Drive is the story of a Hollywood stunt driver appropriately named Driver. He isn’t just a stunt driver though, he is the best. On the side he also is a top freelance getaway driver. He takes a job which goes very wrong, very quickly. He finds himself in a hotel room surrounded by dead bodies. With a duffel bag filled with money from the botched job he decides to seek revenge on those who turned on him.

I drive. That’s all I do. I don’t sit in while you’re planning the score or while you’re running it down. You tell me where we start, where we’re headed, where we’ll be going afterwards, what time of day. I don’t take part, I don’t know anyone, I don’t carry weapons. I drive.

When he walked, his arms flailed about and he shuffled. If he tried to run, often as not he’d trip and fall over. One thing he could do, though, was drive. And he drove like a son of a bitch.

Drive is classically bleak noir; think films from the 40's & 50's, but is never oppressive in its telling. It’s interesting to note that when one looks for comparisons to Drive one inevitably gravitates towards film. If ever a book read like a film, this is it.

Maybe he should turn around. Go back and tell them that’s what life was, a long series of things that didn’t go down the way you thought they would.


Drive is told in quick successive chapters that would be equivalent to jump cut edits if it were a movie. All of the moments in the story are told out of order and it is only upon its completion that the final order of events is evident.
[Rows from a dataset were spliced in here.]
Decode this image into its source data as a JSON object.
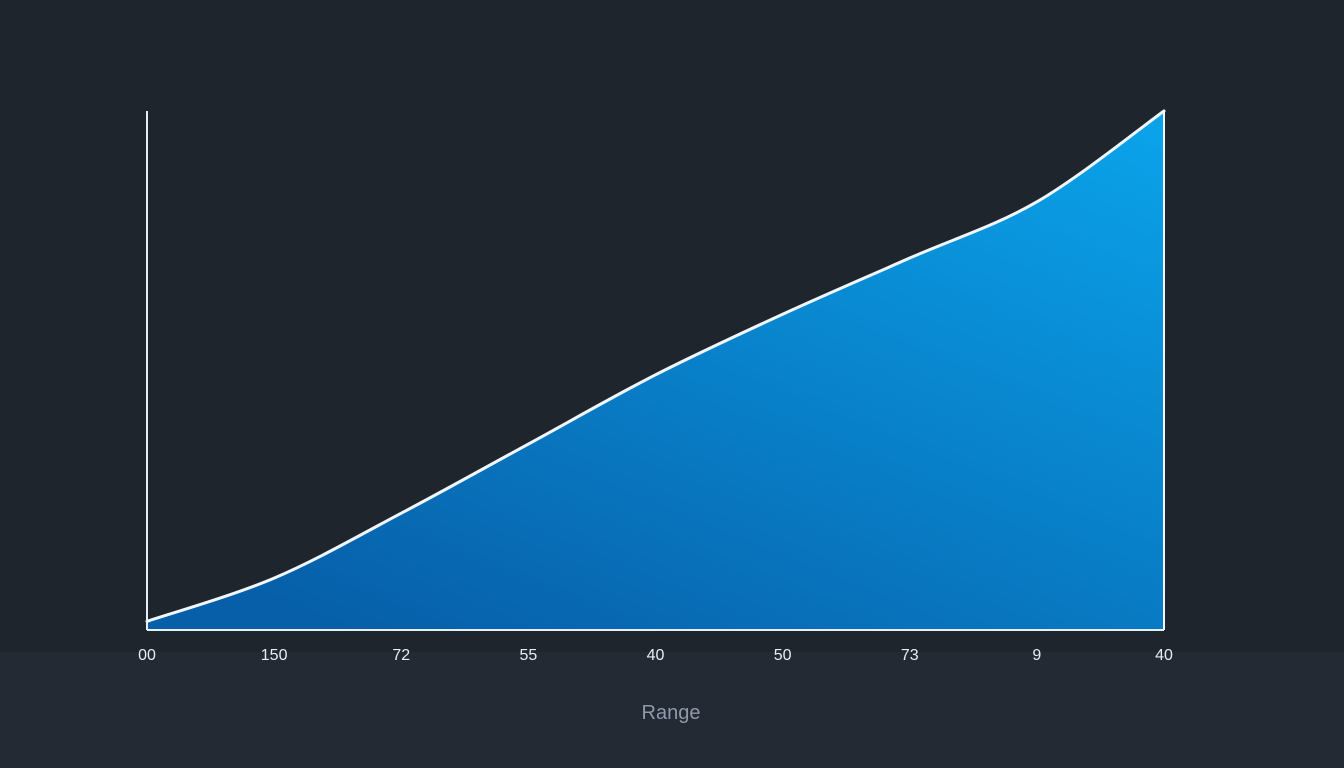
{
  "chart_data": {
    "type": "area",
    "title": "",
    "xlabel": "Range",
    "ylabel": "",
    "grid": false,
    "legend": "none",
    "categories": [
      "00",
      "150",
      "72",
      "55",
      "40",
      "50",
      "73",
      "9",
      "40"
    ],
    "series": [
      {
        "values": [
          2,
          12,
          27,
          43,
          59,
          73,
          86,
          99,
          120
        ],
        "color": "#0a9bdf"
      }
    ],
    "ylim": [
      0,
      120
    ],
    "colors": {
      "background": "#1f252d",
      "bottom_band": "#232a34",
      "axis": "#e8eef5",
      "line": "#f1f6ff",
      "fill_top": "#0aa4eb",
      "fill_bottom": "#075fa9"
    }
  }
}
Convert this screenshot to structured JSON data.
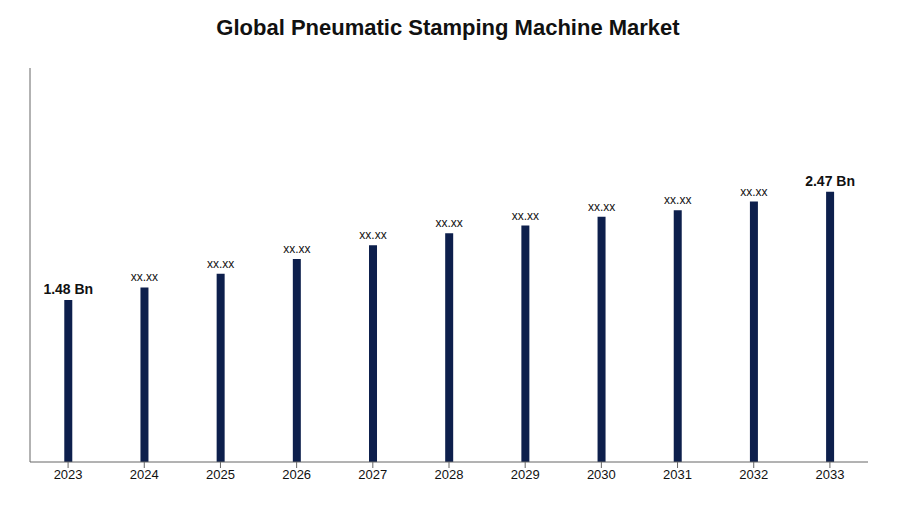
{
  "chart_data": {
    "type": "bar",
    "title": "Global Pneumatic Stamping Machine Market",
    "categories": [
      "2023",
      "2024",
      "2025",
      "2026",
      "2027",
      "2028",
      "2029",
      "2030",
      "2031",
      "2032",
      "2033"
    ],
    "values": [
      1.48,
      1.595,
      1.72,
      1.855,
      1.98,
      2.09,
      2.16,
      2.24,
      2.3,
      2.38,
      2.47
    ],
    "value_labels": [
      "1.48 Bn",
      "xx.xx",
      "xx.xx",
      "xx.xx",
      "xx.xx",
      "xx.xx",
      "xx.xx",
      "xx.xx",
      "xx.xx",
      "xx.xx",
      "2.47 Bn"
    ],
    "data_labels": true,
    "color": "#0d1f4c",
    "ylim": [
      0,
      3.6
    ],
    "grid": false,
    "tick_labels": "x"
  }
}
This isn’t used a trick though to distract from a weak story. It enhances the story and perfectly compliments it in every way. Drive is a stylistic tour de force. Every moment in the story is carefully chosen by Sallis to reveal those parts of the story and of Drivers life that resonate with intensity and insight. Like a poet carefully deliberating then choosing the right word, the one that will have multiple meanings and reveal hidden depths under the guise of perfect clarity, Sallis tells the story of enigmatic Driver with a surgical precision. Despite its length it is a complex and interwoven narrative that bounces across the timeline of Drivers life with startling clarity.


She had one ear off and a wide red mouth drawn in his throat before he could set his coffee cup down.

Possibly reflecting Sallis' own dealings with Hollywood Drive is at time a vicious satire of the Hollywood studio system. While waiting for his scenes to be shot Driver has a lot of downtime on set, he spends it with bit actors, assistant directors, script doctors and failed novelists. There are anecdotes traded that act as thinly veiled observations of the ways in which movies are made.

Uniformed Catholic schoolgirls waited for buses across from lace, leather and lingerie stores and shoe shops full of spike heels size fifteen and up.


With an economy of words that is closer to poetry then prose Drive exists in the shadows and recesses. Like Miles Davis's classic album Kind of Blue which derived its power not only from the notes that were played but also from the space between the notes, Drive uses a kind of negative space to help define the narrative. What’s not said is as equally important as what is said.


The cover of the trade paperback version is covered with blurbs that exhort one to buy this book. There are times when such praise is unwarranted or hyperbolic in nature, this is not one of those times. Drive is perfect and deserving of all the praise and attention that is heaped at its feet.